Workshop 10 - Muslims Beyond Headlines: Consent & Islam by Lina Chaker (University of Windsor)
This workshop will challenge your assumptions about Islam and those who practice this faith. Through hands-on activities and complex, interactive discussions, you will explore stereotypes and gain a deeper understanding of the facts surrounding Islam. This workshop will also help you understand the threats of Islamophobia and provide you with the tools needed to combat hate and oppression in our society.
Workshop 11 - Environmental Racism: The Indigenous Front Line Experience by Vanessa Gray and Lindsay Gray (Aamjiwnaang & Sarnia Against Pipelines (ASAP)
Growing up in Aamjiwnaang surrounded by petro chemical refineries has always made me question my relationship to the environment. Being Indigenous in Canada continues to be the struggle to uphold my responsibility to the Anishinaabek Territory. Education and understanding our interconnected sturggles is essential to our ever-growning movement, but we can't afford not to take risks for a sustainable and just future.
Workshop 12 - At the Crossroads of Substance Abuse and Mental Health: Teens & Consent by Jodi Pearce (Windsor Essex Community Health Centre)
In this workshop, students will explore the concept of consent as it intersects with substance abuse and mental health. Through hands-on activities and discussions, students will examine this difficult topic and look for ways to empower themselves and their communities.

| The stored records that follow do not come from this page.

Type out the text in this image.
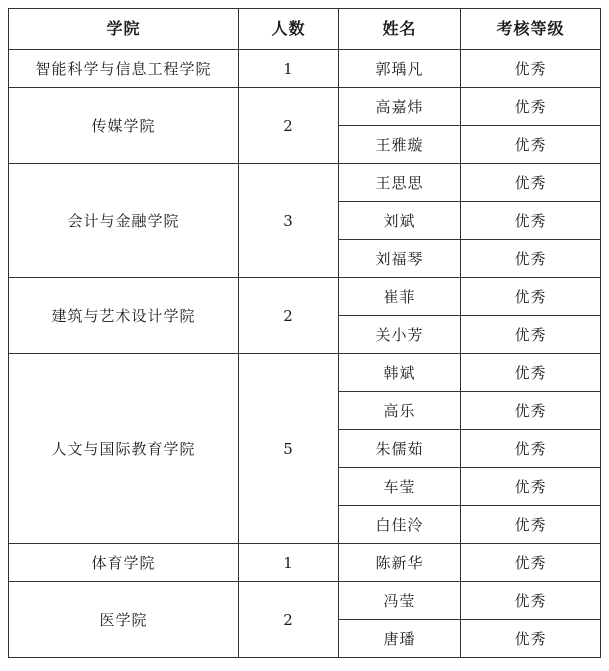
学院	人数	姓名	考核等级
智能科学与信息工程学院	1	郭瑀凡	优秀
传媒学院	2	高嘉炜	优秀
		王雅璇	优秀
会计与金融学院	3	王思思	优秀
		刘斌	优秀
		刘福琴	优秀
建筑与艺术设计学院	2	崔菲	优秀
		关小芳	优秀
人文与国际教育学院	5	韩斌	优秀
		高乐	优秀
		朱儒茹	优秀
		车莹	优秀
		白佳泠	优秀
体育学院	1	陈新华	优秀
医学院	2	冯莹	优秀
		唐璠	优秀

Workshop 13 - he Game of Consensus: Building Comfort with Principled Compromise by Matthew Dunlop (O.P.I.R.G University of Windsor)
Consensus is as easy as playing a game of cards! Building relationships and trust while sharing power or authority is a hard process where people explore what it means to be vulnerable. This workshop will have you playing card games, talking about your morals, and the role of consensus decision making in different types of groups.
Worshop 14 - Be An Ally To Survivors: Alexandria Caputo & Milissa Fares (University of Windsor)
Bystander workshops put into practice the insights of social psychologists whose research shows that emotional and social barriers, not indifference, explain why most people don’t offer help in emergency situations. This workshop helps students overcome these barriers.
Workshop participants also learn to notice situations that commonly lead to sexual assault; brainstorm ways to safely intervene to prevent a sexual assault before it happens, for example, by turning on the lights at a party or by telling the intended victim that you need to speak to her in the washroom “right now!”; and to offer appropriate support for those who experience sexual assault.